Hi David and everyone.

David you are welcome. Your point about relating this threshold concept to university hierarchies is interesting. Since we seemed to hold that the threshold is the gate way rather than the end, it appears that there may be, if you like, higher levels of threshold. If this is so, could it then be that though universities might attract students with higher aspiration levels, that their thresholds within the subjects they offer might actually be higher? As such it is inherently difficult, as we also observed, to rank universities by any sort of quality criteria, except of course on their ability to attract higher aspiring students.

Perhaps it may be the case of having to recognise different societal roles played by universities, with none being less important. And eventually aiming for uiversities to balance the inherent tension and thus play various roles simultaenously. For instance encouraging wider participation by all ability/aspiration levels while also encouraging high achievement / excellence.

This all falls back on the political debate about high schools choosing by ability or by pay power. It is a difficult task coupling capitalism and socialism.

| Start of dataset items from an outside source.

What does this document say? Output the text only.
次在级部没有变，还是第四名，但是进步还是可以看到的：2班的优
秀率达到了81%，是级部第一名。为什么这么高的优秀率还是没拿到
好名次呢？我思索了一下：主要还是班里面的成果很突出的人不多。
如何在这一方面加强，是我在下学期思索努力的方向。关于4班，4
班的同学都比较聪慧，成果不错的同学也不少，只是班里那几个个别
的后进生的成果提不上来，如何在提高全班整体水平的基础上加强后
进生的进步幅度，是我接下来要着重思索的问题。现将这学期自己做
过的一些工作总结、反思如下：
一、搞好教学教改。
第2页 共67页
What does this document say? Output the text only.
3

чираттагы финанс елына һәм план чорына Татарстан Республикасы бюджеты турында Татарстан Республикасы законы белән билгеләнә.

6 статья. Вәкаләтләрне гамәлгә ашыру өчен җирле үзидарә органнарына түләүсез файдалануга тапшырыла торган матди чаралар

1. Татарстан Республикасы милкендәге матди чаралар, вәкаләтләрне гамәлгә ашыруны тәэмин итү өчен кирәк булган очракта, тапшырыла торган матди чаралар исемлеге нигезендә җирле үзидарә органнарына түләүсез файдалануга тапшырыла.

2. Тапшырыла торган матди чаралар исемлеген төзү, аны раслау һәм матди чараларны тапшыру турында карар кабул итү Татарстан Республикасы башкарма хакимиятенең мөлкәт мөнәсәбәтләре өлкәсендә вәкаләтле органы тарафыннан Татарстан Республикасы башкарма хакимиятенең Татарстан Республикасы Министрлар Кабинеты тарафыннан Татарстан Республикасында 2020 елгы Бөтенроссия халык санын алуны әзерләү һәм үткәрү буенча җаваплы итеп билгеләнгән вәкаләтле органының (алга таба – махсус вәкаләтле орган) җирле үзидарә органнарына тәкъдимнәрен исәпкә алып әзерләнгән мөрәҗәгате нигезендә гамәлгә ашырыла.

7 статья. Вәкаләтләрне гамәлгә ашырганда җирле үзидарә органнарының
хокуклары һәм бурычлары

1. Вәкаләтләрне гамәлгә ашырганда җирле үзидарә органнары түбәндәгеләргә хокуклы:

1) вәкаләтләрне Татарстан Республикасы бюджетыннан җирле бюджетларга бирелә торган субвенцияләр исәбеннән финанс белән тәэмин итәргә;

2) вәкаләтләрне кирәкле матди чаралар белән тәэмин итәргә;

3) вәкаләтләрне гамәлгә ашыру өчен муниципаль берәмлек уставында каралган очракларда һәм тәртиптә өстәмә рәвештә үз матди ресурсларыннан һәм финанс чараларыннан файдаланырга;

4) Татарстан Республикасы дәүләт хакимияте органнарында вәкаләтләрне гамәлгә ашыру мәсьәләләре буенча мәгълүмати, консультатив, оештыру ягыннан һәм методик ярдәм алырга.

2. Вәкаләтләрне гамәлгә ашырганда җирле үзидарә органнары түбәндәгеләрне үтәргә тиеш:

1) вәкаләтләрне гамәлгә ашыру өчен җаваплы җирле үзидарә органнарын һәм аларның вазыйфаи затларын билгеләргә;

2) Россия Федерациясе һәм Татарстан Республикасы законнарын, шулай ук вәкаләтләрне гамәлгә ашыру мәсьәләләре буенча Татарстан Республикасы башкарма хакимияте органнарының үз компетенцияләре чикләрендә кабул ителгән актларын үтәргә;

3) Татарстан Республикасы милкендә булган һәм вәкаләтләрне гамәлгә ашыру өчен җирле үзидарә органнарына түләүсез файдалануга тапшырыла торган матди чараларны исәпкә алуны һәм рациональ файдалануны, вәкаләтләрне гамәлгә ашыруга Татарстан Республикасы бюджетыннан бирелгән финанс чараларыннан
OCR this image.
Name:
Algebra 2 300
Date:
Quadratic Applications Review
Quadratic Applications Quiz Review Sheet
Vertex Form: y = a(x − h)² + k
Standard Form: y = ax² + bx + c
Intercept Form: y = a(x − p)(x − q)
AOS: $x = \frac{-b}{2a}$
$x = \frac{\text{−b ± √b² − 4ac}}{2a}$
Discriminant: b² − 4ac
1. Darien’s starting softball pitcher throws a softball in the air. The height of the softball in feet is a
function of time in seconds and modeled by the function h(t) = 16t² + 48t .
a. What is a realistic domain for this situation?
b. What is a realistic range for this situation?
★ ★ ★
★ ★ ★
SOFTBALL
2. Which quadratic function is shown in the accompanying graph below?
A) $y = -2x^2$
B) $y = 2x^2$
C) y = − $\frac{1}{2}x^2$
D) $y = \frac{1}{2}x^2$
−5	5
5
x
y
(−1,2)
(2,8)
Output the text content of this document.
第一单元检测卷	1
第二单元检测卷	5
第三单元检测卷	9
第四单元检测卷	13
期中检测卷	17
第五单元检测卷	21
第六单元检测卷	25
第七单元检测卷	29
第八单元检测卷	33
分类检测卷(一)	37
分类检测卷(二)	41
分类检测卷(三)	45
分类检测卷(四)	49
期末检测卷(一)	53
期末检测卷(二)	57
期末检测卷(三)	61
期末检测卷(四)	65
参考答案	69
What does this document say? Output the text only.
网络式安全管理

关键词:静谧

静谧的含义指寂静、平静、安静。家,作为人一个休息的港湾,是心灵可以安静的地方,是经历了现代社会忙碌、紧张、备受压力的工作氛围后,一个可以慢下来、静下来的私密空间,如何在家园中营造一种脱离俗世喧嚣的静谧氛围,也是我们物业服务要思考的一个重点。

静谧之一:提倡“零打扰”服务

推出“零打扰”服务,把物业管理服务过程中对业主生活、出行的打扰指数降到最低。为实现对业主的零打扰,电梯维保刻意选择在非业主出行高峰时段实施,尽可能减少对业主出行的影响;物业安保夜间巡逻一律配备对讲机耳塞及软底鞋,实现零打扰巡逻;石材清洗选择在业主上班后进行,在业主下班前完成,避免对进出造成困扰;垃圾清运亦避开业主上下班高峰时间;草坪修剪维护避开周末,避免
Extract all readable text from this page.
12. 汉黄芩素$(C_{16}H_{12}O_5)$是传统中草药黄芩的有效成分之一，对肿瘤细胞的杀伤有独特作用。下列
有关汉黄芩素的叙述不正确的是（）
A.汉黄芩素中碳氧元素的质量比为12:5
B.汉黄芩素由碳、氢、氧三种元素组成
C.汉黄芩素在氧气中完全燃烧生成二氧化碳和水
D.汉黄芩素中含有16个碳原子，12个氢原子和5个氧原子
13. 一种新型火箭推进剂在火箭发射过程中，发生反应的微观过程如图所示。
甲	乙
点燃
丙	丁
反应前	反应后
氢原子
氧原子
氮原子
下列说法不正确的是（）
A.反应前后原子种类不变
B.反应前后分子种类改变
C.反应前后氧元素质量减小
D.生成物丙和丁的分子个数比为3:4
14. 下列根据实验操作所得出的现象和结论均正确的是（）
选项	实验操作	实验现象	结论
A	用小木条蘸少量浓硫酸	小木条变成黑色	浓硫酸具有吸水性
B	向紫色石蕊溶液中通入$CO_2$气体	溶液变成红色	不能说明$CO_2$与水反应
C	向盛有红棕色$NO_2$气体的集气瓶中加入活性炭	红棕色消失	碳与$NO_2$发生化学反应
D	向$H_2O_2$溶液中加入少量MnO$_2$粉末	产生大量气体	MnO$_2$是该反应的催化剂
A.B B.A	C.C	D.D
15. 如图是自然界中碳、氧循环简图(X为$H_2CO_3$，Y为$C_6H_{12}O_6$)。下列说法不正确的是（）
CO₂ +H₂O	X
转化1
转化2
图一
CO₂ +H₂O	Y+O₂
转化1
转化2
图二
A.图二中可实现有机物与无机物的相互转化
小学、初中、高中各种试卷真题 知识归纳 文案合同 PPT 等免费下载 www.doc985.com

On another note, i think the threshold concept is also useful from another angle i.e. one can begin to conceptualise, not that we don't already know that, the aim of learning to be to help students cross the important thresholds in our subjects. Thus in the context of HE, it comes into play in identifying and focusing on these thresholds in our delivery rather than say 'completing the syllabus' or 'finsihing our slides'. What do you guys think of it?